For the past few days, I’ve been dealing with an annoying pop-up on my Galaxy Nexus phone that has a link to various apps on the Google Play Store. In other words, an adware has slipped in on my phone through one of the recently installed apps.
Now I don’t mind ad-supported aps, it’s a small trade off for getting cool apps for free. What I just can’t stand pop-up ads that show up regardless of what I’m doing on the phone.
And this being the first time an app has been giving out pop-up ads on my Android phone I knew that it’s caused by an app that has been recently added to my set of regularly-used apps that I have built-up over the course of going through different Android phones.
As I remember, among the last apps installed on my phone was the Simple MP3 Downloader which is used to download songs off the Internet. First I thought it was the other weather and clock app but the pop-ups continued to appear even after uninstalling those. What’s needed was something to scan my phone for any suspicious apps. A security app was out of the question because it felt like an overkill. Also I’m not fond of installing anti-virus apps on my phone as it would just be an unnecessary drain on the precious battery and CPU cycle.
So I did the next best thing, look for an app or method of scanning all installed apps on my phone for a component or sign that it is the source of that annoying pop-up add. Looking at what app on the Play store it lands to didn’t help because it would recommend a different app from a different developer each time.
Next step I tried to identify the culprit was to look at the initial URI that the pop-up ad points to. No good either as it lead to mobile advertising platforms that hosted the ads like airpush dot com and millennial media dot com
Finally, a thread on Android Central led me to Addons Detector app, it scans all installed apps on your Android phone and checks what additional components they harbor that is used in serving ads or gathering data from your phone for advertising purposes.
My suspicions were confirmed when the Addons Detector app pointed to the same Simple MP3 downloader.
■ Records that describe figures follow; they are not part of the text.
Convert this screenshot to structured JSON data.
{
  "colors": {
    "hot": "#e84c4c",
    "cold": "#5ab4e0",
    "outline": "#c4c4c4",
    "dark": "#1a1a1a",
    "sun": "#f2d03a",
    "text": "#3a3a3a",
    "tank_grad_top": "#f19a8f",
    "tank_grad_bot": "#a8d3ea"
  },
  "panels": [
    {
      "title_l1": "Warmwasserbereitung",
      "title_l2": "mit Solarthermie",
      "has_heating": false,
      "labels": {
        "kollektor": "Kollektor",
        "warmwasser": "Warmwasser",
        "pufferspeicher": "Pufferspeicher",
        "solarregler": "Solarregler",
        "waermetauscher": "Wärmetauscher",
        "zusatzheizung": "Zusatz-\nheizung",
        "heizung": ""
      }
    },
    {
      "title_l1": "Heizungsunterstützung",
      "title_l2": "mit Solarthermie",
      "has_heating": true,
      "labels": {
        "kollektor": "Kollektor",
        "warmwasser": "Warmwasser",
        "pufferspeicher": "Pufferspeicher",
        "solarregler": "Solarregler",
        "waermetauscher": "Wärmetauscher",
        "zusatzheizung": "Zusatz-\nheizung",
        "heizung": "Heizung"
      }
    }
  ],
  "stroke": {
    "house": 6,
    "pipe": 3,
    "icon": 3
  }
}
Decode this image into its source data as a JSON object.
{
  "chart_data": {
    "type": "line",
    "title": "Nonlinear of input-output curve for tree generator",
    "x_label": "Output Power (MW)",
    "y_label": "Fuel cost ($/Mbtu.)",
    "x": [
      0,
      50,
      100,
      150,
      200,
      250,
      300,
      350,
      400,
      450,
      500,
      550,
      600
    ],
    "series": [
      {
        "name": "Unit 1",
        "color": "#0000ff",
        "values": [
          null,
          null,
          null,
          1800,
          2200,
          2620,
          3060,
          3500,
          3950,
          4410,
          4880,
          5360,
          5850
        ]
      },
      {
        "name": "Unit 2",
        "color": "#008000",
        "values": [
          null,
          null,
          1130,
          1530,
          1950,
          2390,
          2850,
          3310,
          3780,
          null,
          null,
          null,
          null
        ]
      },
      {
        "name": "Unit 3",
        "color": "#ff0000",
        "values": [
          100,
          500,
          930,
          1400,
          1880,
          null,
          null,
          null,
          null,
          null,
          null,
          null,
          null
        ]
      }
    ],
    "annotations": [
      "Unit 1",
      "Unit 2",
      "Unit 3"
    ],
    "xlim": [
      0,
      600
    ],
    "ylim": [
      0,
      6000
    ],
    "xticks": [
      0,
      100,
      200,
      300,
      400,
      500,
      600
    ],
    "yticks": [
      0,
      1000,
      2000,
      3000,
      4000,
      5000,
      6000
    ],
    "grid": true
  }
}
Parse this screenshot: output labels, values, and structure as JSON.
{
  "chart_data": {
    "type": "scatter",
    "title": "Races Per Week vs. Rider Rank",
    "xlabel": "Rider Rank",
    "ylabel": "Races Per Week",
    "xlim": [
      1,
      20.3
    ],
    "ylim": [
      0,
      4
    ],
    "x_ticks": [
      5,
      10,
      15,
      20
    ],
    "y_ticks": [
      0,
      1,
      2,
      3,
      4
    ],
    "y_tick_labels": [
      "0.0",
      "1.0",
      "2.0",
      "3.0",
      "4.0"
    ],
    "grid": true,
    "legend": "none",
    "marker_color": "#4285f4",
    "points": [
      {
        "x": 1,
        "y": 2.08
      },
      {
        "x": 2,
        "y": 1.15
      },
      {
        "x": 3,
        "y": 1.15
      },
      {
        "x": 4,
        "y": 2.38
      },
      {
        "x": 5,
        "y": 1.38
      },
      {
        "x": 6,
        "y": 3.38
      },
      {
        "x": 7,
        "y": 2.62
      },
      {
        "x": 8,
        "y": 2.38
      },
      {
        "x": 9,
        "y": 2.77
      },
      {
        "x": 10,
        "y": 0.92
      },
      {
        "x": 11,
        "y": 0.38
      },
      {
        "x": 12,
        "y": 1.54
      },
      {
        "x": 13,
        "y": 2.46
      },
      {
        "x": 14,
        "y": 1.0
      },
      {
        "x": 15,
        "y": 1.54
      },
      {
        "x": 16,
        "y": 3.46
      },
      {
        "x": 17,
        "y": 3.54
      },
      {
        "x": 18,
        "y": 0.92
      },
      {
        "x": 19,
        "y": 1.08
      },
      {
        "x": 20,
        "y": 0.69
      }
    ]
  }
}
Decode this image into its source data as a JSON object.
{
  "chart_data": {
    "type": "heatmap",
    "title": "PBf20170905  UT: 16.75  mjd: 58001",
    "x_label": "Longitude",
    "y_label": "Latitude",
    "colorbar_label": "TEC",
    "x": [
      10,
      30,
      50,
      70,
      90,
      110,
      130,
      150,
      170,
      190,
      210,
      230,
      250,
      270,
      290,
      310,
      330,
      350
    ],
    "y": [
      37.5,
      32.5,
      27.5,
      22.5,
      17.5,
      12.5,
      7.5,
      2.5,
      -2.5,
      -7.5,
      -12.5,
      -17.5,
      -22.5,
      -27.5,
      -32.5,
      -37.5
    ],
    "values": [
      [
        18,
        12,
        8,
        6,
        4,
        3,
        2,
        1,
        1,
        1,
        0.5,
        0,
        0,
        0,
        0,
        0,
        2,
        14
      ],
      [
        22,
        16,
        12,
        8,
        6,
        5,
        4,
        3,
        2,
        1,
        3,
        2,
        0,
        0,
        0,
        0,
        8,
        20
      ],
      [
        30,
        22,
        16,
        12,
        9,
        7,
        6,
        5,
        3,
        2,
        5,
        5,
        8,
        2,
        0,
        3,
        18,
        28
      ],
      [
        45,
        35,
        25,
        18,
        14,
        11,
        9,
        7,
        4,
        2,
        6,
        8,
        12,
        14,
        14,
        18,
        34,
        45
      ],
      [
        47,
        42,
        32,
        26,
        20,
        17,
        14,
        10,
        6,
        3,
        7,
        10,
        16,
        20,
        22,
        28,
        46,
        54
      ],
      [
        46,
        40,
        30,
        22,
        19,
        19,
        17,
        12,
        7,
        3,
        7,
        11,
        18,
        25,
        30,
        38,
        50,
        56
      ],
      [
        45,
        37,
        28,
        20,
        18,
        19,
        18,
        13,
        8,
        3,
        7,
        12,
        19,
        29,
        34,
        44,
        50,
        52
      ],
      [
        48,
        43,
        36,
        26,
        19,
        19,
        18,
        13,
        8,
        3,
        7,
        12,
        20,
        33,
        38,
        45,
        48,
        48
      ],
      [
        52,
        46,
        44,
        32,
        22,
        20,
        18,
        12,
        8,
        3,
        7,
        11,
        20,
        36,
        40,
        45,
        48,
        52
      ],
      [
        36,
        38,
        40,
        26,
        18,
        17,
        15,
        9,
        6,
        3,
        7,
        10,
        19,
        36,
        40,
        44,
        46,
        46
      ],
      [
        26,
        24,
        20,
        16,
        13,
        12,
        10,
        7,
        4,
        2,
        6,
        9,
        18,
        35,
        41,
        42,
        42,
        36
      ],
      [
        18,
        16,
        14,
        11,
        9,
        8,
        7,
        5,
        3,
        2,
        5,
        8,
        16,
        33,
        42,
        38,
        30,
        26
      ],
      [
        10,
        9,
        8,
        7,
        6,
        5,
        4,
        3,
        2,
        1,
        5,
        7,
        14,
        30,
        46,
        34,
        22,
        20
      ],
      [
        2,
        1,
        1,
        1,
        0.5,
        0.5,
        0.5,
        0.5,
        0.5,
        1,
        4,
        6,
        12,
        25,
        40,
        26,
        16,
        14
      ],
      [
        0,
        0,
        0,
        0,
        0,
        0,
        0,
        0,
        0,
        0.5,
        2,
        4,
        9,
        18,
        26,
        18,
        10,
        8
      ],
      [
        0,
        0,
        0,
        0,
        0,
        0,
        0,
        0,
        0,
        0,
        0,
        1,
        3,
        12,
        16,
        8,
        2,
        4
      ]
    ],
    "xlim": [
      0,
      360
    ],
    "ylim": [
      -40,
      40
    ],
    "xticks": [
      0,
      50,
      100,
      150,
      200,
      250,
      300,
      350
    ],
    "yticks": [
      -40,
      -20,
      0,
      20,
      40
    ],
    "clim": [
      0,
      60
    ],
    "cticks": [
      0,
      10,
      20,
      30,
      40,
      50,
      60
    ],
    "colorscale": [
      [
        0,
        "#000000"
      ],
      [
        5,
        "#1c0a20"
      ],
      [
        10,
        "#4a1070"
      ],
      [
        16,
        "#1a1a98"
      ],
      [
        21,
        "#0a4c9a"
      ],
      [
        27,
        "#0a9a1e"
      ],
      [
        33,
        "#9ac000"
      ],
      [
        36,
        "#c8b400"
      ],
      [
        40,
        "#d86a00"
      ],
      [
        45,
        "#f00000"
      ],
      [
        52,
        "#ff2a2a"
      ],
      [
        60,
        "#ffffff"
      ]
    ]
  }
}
Looking at its permissions, it asked for more than what its stated description and function is. Why would an app that searches for free downloadable music need access to my contacts list and SD card contents? It went the way of the Dodo when I uninstalled it without hesitation.
Lesson learned: Always double-check an app’s permission settings to see what it really does once it gets installed and running on your phone even if it came from the Google Play Store.